If you need a drug to live, you will do what you need to get it. This “secret” has been exploited by drug companies for many years. Now this form of exploitation has turned particularly obscene.
Hedge fund manager Martin Shkreli took over a small drug company, Turing Pharmaceuticals, because he sensed an “opportunity.”
What was it? The anomaly, written into law by a Congress which is among the best money can buy, that the U.S. cannot control drug prices. Unlike Britain or Germany or Indonesia or anywhere else, drug companies can set the price they want – and Medicare can’t bargain.
Was he alone? Not even close.
Valeant Pharmaceuticals became the darling of Wall Street by buying up old, rarely used drugs – stuff that was often off patent many years. They subsequently repriced them. One, cuprimine, is used to treat the genetic disorder Wilson’s Disease, where copper accumulates in the liver. If you have Wilson’s and lack cuprimine, you die. The NY Times noted one patient, on cuprimine 55 years, whose new bill for the drug was now $35,000 a month.
Not to worry, Valent explains. “Insurance” will pay the difference. We give discounts, too. And people without any money can join our special consumer program. So this pensioner is only going to have pay $1,800 a month for cuprimine.
His wife has taken a second job.
Valeant, with its professed “duty to our shareholders” to “maximize shareholder value.” may possess the ethics of Volkswagen. But drug companies of every size have been rapidly raising prices, year in and year out, in the Unites States. The recent outrage has come from drugs, like colchicine, used for several decades, that see their prices go up ten and twenty fold. And if you’re suffering from gout, believe me, you will want your colchicine – no matter the cost.
Pricing becomes notably bizarre around drugs for “orphan” illnesses – ones experienced by rather few people. Few clients generally means few profits.
But American orphan drug legislation fixed that. So people with Gaucher’s disease could get life saving medicine – costing hundreds of thousands a year. People with narcolepsy could sleep better with xyrem – at an official price of $65,000 a year. And new drugs for relatively uncommon – and some common – tumors had prices only billionaires could contemplate.
One of my patients with a rare tumor went to M.D. Anderson. He was told he might fit the protocol for a new drug. It looked like it might work. It’s cost was $60,000 a month. He spent a great part of his time and flagging energy trying to get his insurance company to pay for it before he died.
Drug companies declare that they need these high prices to pay for R&D (forget what they include in the “development” part.) What they also don’t tell people is that most of their profits often accrue in the U.S., the pricing paradise.
Who pays for it? You and me. Insurance companies have to pass those costs on – whether they’re private or Medicare.
To keep their costs down, they need to find “savings” elsewhere. So they demand greater and greater paperwork or create new obstacles to care, allowing physicians and patients to spend half their livesjousting with “company representatives” – or they can just give up. It’s hard fighting corporations with sales of hundreds of billions – when they hold most of the cards.

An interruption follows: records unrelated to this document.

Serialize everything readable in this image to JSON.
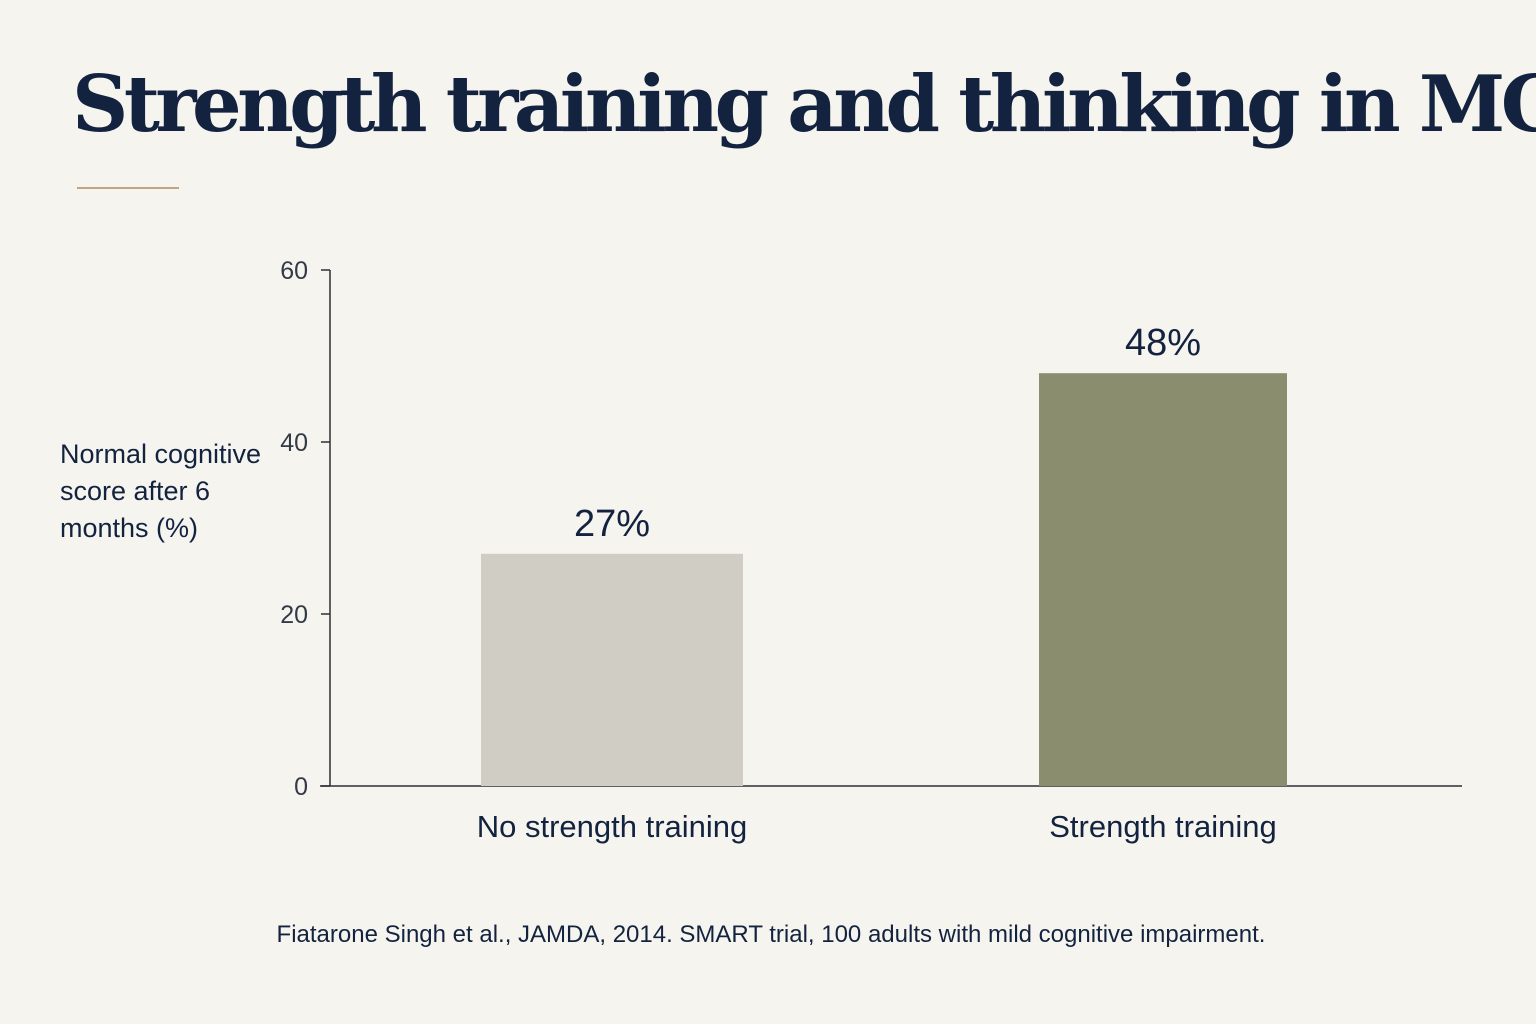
{
  "title": "Strength training and thinking in MCI",
  "source": "Fiatarone Singh et al., JAMDA, 2014. SMART trial, 100 adults with mild cognitive impairment.",
  "colors": {
    "background": "#f6f4ef",
    "text": "#13233f",
    "accent_rule": "#c3a585",
    "bar_control": "#d0cdc5",
    "bar_training": "#8a8e6e"
  },
  "chart_data": {
    "type": "bar",
    "title": "Strength training and thinking in MCI",
    "ylabel": "Normal cognitive score after 6 months (%)",
    "xlabel": "",
    "ylim": [
      0,
      60
    ],
    "yticks": [
      0,
      20,
      40,
      60
    ],
    "grid": false,
    "categories": [
      "No strength training",
      "Strength training"
    ],
    "values": [
      27,
      48
    ],
    "value_labels": [
      "27%",
      "48%"
    ],
    "colors": [
      "#d0cdc5",
      "#8a8e6e"
    ]
  }
}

Which has allowed Big Pharma to jack up prices relentlessly on drugs they hold on patent – often 10-20% a year. Or to take on rarely used generic drugs, like older antidepressants, and get a pill that once cost 10 cents zoom in price to 3 or 4 dollars.

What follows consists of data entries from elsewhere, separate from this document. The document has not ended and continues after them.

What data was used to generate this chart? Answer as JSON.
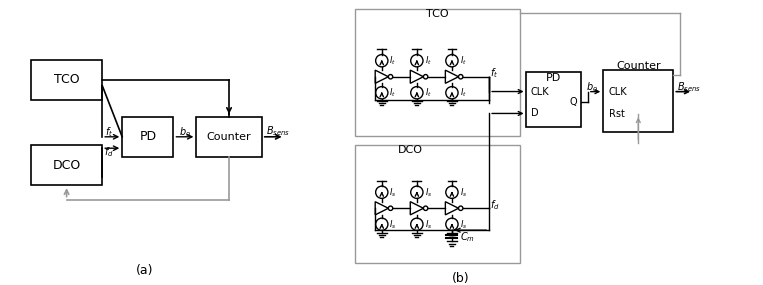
{
  "bg_color": "#ffffff",
  "line_color": "#000000",
  "gray_color": "#999999",
  "label_a": "(a)",
  "label_b": "(b)",
  "tco_label": "TCO",
  "dco_label": "DCO",
  "pd_label": "PD",
  "counter_label": "Counter",
  "ft_label": "$f_t$",
  "fd_label": "$f_d$",
  "bo_label": "$b_o$",
  "bsens_label": "$B_{sens}$",
  "clk_label": "CLK",
  "d_label": "D",
  "q_label": "Q",
  "rst_label": "Rst",
  "It_label": "$I_t$",
  "Is_label": "$I_s$",
  "Cm_label": "$C_m$"
}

That’s how a drug like Valeant’s cuprimine can cost 260 bucks in the U.S. – and $1 overseas.
Could any of this occur in any other industry? Could carmakers like Volkswagen jack up prices on the same vehicles three or four fold and get away with it? No. Health care resides in its own world – a world run by large corporations, lobbyists and politicians, who know that even one percent of a $2.7 trillion pie is a whole lot of money.
What can be done? Lots. There is no reason Americans should pay more for pills – or devices – than Britons or Germans. Yet that would demand realigning American health care towards improving the health of the population as a whole.
And there’s too much money to be made keeping things just as they are.